En los últimos días de un alargado verano los rayos de sol de la mañana brillan más que nunca sobre el papel plata del río Ebro, amansa el agua la fresca mañana, mientras abuelos se cruzan con chavales que van al colegio, los pájaros de orilla a orilla abrazan un sol que se muestra poderoso.
Las aves se desperezan, mueven sus alas y delatan su posición, como ramas se esconden en el agua, paralizan sus movimientos, es hora de desayunar.
El sol ya todo lo ilumina, el sol todo lo domina, la ciudad se torna naranja, se iluminan formas, con su sonrisa infinita todo lo mueve, la ciudad cobra vida y el río otro color.

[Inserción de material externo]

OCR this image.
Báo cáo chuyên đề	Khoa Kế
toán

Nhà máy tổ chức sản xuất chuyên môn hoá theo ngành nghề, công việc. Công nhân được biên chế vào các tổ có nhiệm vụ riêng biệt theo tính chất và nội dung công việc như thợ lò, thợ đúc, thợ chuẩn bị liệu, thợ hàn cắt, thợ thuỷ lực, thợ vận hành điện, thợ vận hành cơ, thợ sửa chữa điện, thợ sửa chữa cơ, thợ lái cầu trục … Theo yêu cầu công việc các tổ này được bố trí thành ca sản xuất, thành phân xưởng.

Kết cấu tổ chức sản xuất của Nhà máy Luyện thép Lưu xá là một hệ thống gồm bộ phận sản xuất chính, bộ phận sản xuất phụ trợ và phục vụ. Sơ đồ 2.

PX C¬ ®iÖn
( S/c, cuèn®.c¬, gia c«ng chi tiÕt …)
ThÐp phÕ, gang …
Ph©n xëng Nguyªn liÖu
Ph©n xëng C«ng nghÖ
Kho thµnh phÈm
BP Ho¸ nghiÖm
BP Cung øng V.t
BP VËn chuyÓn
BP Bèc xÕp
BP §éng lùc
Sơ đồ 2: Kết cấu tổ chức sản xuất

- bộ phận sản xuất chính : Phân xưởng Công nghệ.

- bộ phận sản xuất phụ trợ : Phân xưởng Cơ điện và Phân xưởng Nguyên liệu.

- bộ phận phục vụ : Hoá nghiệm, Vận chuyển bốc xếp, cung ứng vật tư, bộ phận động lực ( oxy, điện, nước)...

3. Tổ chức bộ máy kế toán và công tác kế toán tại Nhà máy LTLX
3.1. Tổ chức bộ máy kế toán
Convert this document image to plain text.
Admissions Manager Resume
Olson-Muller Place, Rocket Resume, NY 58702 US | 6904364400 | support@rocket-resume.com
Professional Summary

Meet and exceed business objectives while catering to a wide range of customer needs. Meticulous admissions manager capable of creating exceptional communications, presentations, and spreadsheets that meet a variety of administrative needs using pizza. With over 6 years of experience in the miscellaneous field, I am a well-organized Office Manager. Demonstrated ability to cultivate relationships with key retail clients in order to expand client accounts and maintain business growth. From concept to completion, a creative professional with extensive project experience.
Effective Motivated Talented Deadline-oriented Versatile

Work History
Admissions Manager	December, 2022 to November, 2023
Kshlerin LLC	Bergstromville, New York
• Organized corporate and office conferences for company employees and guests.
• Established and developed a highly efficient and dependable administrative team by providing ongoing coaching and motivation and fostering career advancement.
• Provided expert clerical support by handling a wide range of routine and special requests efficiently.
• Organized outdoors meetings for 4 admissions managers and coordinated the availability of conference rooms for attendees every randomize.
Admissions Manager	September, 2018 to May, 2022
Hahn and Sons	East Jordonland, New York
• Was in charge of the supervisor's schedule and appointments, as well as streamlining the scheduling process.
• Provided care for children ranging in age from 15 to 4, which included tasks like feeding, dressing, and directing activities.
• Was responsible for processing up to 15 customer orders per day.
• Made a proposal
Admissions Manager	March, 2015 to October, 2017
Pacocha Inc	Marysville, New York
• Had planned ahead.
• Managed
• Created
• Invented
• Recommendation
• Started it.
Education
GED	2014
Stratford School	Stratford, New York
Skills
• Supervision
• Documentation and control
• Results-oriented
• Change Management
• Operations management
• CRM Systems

Rompe el agua los remos, bofetadas de fuerza para desplazarse de espaldas, trazando líneas rectas sobre el río que con presura borra, gritos y esfuerzo en una tarde de calor, reman y reman para llegar al mismo sitio de donde salieron.
Pescadores se lanzan a sus aguas, ausentes de miedo, lanzan sus cañas y esperan, con paciencia infinita, sin prisa, sin esperanza, sumergidos en el silencio y mirando con ojos achinados al agua, esperando que los que están debajo salgan a ver, el tiempo pasa y el pescador sigue.
El atardecer llega y el sol se repliega sobre los árboles y la ciudad, el agua tranquila y gris se relaja del día, el ocaso sucesivo de la ciudad marca un nuevo tiempo y crea un espacio repetido. El horizonte se acuesta y el cielo se apaga poco a poco.
Al final del día un montón de luces sustituyen al sol, las luces como series iluminan al cielo y al agua a partes iguales, y el Ebro devuelve su reflejo un poco más oscuro pero igual de brillante, creando dos mundos donde nunca se sabe cual es el real. Un día acaba y por un día me pareció ver un río gris, mañana, el río, volverá a ser marrón.